Association studies of polymorphisms in other TLR genes have also revealed somewhat contradictory results. Two missense mutations (Asp299Gly and Thr399Ile) in the gene encoding TLR4 which mediates the biological response to LPS were associated with a decreased response to inhaled endotoxin in humans [33]. Since exposure to LPS in early life has been suggested to exert protective effects on the development of allergic diseases [3436], the TLR4 gene appeared to be an outstanding functional candidate for the susceptibility to asthma and allergic diseases. Yet only one out of four association studies found a direct association of the TLR4 Asp299Gly polymorphism with asthma [10]. In three other studies, no differences in the overall risk for asthma between carriers of the wild type and mutant genotypes were obvious [11, 12, 37]. On the other hand, an impact of this polymorphism on the severity of atopy in asthmatics [11] was reported as well as a modified response to endotoxin [12], indicating gene/environment interplay. Similarly, a polymorphism at position -16934 in the TLR2 gene was significantly associated with asthma and atopy in farmers' children but not in children that did not grow up on farms [38], pointing again to a gene/environment interaction. Thus, variation in TLR genes appears to have modifying effects on asthma susceptibility.

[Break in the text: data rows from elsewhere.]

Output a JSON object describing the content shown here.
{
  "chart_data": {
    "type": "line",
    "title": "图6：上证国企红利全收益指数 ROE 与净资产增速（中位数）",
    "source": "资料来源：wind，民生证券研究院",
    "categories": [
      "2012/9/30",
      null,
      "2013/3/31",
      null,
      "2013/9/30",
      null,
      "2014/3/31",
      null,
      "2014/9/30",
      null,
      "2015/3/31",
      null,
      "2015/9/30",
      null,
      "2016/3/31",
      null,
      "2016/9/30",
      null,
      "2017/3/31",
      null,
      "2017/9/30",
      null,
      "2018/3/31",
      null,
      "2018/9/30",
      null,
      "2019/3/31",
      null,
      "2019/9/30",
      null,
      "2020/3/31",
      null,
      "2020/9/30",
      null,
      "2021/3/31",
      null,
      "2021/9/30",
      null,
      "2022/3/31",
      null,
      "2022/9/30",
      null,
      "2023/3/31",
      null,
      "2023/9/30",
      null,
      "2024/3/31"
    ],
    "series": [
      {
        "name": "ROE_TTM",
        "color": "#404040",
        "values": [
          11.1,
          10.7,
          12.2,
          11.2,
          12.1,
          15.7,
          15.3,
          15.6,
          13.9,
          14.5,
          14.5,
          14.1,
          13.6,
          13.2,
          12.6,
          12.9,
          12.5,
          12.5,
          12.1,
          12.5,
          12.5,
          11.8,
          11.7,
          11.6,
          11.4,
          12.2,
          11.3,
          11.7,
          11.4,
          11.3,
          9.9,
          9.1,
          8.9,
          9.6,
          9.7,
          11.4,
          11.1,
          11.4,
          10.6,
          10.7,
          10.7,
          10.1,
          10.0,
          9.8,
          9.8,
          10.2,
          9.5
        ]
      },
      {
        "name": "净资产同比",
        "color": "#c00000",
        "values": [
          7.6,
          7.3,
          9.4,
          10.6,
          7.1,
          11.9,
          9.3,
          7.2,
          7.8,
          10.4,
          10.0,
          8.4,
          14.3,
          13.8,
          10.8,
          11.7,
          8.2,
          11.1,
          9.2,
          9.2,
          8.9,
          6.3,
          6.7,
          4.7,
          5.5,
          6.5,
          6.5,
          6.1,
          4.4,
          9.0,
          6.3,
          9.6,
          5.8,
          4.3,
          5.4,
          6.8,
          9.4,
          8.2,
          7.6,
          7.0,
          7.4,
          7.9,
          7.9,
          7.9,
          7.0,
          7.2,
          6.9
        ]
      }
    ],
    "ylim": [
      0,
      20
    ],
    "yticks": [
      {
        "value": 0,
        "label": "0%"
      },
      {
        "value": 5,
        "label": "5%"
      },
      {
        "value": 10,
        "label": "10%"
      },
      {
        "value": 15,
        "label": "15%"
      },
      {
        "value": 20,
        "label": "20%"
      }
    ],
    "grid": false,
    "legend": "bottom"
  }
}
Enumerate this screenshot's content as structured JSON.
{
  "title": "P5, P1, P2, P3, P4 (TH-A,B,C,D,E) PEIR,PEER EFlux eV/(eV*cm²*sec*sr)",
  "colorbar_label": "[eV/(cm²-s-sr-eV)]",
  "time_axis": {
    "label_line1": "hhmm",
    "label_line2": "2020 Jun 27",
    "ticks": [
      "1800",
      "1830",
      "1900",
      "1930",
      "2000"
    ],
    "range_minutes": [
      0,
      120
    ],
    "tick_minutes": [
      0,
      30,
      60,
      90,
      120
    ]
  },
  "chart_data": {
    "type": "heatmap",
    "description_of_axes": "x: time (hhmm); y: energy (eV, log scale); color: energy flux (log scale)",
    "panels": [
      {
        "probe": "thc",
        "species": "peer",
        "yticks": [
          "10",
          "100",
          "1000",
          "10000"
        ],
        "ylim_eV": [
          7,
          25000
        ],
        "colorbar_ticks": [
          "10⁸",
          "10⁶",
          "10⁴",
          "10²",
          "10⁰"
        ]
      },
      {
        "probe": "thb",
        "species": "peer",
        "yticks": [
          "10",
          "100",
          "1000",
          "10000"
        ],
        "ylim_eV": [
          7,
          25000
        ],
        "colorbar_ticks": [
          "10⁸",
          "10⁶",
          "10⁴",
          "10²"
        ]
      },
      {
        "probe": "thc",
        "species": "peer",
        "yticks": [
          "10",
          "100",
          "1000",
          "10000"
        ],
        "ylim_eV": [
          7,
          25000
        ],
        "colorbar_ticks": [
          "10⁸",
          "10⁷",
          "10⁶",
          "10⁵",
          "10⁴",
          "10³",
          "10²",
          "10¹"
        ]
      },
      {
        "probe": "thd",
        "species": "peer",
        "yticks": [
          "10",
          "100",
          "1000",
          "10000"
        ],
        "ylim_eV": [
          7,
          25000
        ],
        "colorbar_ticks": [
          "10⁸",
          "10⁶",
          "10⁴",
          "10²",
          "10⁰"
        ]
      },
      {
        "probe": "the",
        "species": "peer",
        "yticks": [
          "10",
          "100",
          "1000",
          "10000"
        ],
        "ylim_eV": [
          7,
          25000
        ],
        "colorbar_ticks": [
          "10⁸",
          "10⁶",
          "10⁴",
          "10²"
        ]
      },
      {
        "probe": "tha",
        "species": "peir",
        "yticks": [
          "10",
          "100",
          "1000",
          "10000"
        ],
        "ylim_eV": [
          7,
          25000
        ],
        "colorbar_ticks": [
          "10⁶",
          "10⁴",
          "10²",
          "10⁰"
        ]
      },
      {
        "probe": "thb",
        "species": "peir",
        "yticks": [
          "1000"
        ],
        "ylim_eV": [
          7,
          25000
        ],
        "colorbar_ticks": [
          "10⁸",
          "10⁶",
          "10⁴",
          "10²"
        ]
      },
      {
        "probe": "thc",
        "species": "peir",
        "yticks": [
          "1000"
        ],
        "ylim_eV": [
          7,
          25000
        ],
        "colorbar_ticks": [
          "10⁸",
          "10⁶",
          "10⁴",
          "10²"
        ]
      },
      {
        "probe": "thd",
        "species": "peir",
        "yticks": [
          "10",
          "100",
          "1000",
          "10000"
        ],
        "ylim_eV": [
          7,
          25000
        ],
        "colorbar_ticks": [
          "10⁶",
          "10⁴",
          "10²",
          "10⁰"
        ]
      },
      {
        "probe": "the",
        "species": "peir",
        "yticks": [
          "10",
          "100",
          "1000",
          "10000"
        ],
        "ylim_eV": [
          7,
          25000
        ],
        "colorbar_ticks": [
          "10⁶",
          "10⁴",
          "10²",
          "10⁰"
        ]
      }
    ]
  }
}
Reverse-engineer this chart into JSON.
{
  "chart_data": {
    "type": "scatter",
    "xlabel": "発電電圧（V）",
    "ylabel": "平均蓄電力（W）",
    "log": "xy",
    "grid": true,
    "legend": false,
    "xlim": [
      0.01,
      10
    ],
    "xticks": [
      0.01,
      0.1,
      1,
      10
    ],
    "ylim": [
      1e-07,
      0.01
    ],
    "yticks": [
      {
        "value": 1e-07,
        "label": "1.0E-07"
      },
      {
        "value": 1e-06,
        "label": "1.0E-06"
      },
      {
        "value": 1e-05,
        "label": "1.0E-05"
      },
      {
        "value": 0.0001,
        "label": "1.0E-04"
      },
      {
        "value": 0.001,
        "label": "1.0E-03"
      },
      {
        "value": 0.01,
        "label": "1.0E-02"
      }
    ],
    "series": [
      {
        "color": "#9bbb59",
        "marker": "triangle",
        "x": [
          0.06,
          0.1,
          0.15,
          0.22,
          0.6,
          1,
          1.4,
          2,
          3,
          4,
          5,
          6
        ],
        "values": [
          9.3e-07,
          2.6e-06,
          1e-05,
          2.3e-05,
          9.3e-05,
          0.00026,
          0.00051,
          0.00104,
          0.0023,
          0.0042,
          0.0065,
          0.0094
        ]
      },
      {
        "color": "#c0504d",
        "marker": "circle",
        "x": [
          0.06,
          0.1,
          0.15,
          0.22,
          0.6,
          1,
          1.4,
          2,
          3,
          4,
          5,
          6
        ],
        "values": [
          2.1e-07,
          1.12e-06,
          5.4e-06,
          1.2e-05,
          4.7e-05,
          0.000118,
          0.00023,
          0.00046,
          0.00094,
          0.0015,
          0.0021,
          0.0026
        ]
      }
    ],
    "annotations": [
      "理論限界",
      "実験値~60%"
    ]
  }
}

The fact that we did not find an association of the Ser249Pro polymorphism with adult asthma might be due to the small sample size of adult asthmatics. Yet, in order to achieve a significance level of 0.05 with a statistical power of 80%, a sample size of over 500 patients would have been required. Replication studies in larger cohorts as well as functional studies are clearly needed. To our knowledge, this is the first evaluation of the TLR6 Ser249Pro polymorphism in patients with atopic dermatitis, and we did not find association with this allergic skin disease, suggesting that the observed association might be restricted to (childhood) asthma, rather than allergic diseases in general. This finding is not totally unexpected since the results of genome-wide screens indicate that loci linked to AD do not overlap substantially with loci linked to asthma and related phenotypes, but rather with loci for psoriasis, another chronic skin disease [4]. Furthermore, we did not find evidence that TLR6 Ser249Pro contributes to susceptibility for COPD.

Conclusion

We found a weak association between the TLR6 Ser249Pro polymorphism and risk for childhood asthma, while no association was evident for AD or COPD. Analysis of the effect of this variation on disease severity and potential gene/environment interactions might be a promising approach since gene/environment interactions have been described for other TLR genes. Further studies of the TLR6 Ser249Pro polymorphism in ethnically well-defined cohorts as well as functional studies of this variation are warranted to evaluate its role in the pathogenesis of allergic diseases.